Гонку силовой установки летательного аппарата и проверку ее на разных режимах работы проводили в большом старинном здании бывших гаражей и конно-каретных экипажей, переделанном в испытательные стенды и мастерские, расположенном на территории основного авиасборочного комплекса компании «Хейнкель» в Ростоке на побережье Балтийского моря. Здесь известный авиаконструктор и владелец одноименной фирмы, без особой огласки, проводил работы с концептуальными моделями будущих своих самолетов, еще весьма далеких от совершенства. Исследования велись за его счет, с привлечением разработок талантливых изобретателей в надежде на выигрышность новых конструкций планера и движителя по сравнению с летательными аппаратами конкурентов.

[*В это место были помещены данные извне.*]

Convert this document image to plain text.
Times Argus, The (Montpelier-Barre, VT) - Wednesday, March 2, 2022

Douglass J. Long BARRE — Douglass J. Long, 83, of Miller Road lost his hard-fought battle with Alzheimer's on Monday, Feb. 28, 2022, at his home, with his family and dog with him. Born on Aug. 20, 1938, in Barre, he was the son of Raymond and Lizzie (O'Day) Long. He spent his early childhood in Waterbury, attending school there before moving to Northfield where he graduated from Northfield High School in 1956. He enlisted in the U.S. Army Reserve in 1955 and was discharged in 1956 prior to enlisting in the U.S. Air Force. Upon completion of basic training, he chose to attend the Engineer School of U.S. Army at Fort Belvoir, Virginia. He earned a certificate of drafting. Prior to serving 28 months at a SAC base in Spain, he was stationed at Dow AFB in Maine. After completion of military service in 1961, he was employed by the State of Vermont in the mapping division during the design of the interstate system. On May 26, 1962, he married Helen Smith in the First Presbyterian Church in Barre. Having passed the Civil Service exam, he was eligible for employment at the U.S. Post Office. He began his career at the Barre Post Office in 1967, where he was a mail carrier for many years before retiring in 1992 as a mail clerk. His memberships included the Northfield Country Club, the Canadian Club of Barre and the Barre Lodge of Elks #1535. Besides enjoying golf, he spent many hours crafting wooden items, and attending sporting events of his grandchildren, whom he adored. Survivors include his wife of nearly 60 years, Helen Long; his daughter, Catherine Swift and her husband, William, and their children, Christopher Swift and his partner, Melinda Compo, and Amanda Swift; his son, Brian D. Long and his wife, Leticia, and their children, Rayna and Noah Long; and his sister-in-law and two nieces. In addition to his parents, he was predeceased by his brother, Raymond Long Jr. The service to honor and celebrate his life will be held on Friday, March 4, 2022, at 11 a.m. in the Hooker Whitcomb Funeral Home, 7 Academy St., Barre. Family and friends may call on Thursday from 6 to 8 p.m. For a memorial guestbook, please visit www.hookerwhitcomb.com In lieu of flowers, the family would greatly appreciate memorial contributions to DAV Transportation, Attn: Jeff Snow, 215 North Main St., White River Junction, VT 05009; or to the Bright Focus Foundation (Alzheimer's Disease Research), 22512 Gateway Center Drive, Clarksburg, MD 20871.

В этот раз испытывался концепт Рудольфа Шривера, бывшего летчика люфтваффе и пилота-испытателя компании «Хейнкель», в последнее время занявшегося разработкой собственного летательного аппарата и предложившего несколько свежих, нестандартных идей. Его проект представлял собой модель дискообразной формы диаметром три метра с расположенным внутри по центральной оси двигателем внутреннего сгорания, чей винт, заключенный внизу в опоясывающую днище юбку, создавал подъемную силу. Управление горизонтальным полетом осуществлялось за счет щелевых сопел в юбке. Снизу аппарата присутствовали четыре небольших стойки шасси. Воздухозаборником служила вся верхняя поверхность дисколета, выполненная из люфтшвамма – нового сплава магния и алюминия, пронизанного микроскопическими отверстиями, на конструкции которого настоял Эрнст Хейнкель.

– Может, убрать этот люфтшвамм и поставить обычный воздухозаборник? – предложил хозяину фирмы Шривер. – Он создает слишком большое сопротивление засосу воздуха в двигатель и резко понижает его мощность.

– Несомненным аэродинамическим преимуществом дисколета по сравнению с другими конструкциями является его развитая горизонтальная поверхность, представляющая собой единое крыло, способное к большим перегрузкам и обладающее малой заметностью для станций радиообнаружения5 противника. А использование люфтшвамма как единого воздухозаборника всей верхней поверхности дисколета позволит управлять пограничным слоем посредством отсоса его сквозь мельчайшие отверстия, что резко понизит трение во время полета. Мы можем обойтись значительно менее мощным двигателем и увеличить дальность действия летательного аппарата, – сказал своему сотруднику Эрнст Хейнкель. – Эту идею управления пограничным слоем я позаимствовал из патента некоего Виктора Шаубергера, заявку на который он недавно подал. Работы доктора Прандтля6, авторитетного специалиста в этой области, подтверждают правильность выбранной нами концепции.

– Почему же прототип не взлетел, если расчеты верны?

– Отсутствие успеха я объясняю недопониманием нами тонкостей управления пограничным слоем и некорректной работой люфтшвамма. Надо будет поговорить с этим Шаубергером, узнать подробности его идеи, финансово заинтересовать и склонить переписать патент на моих условиях, – подумав, ответил Хейнкель.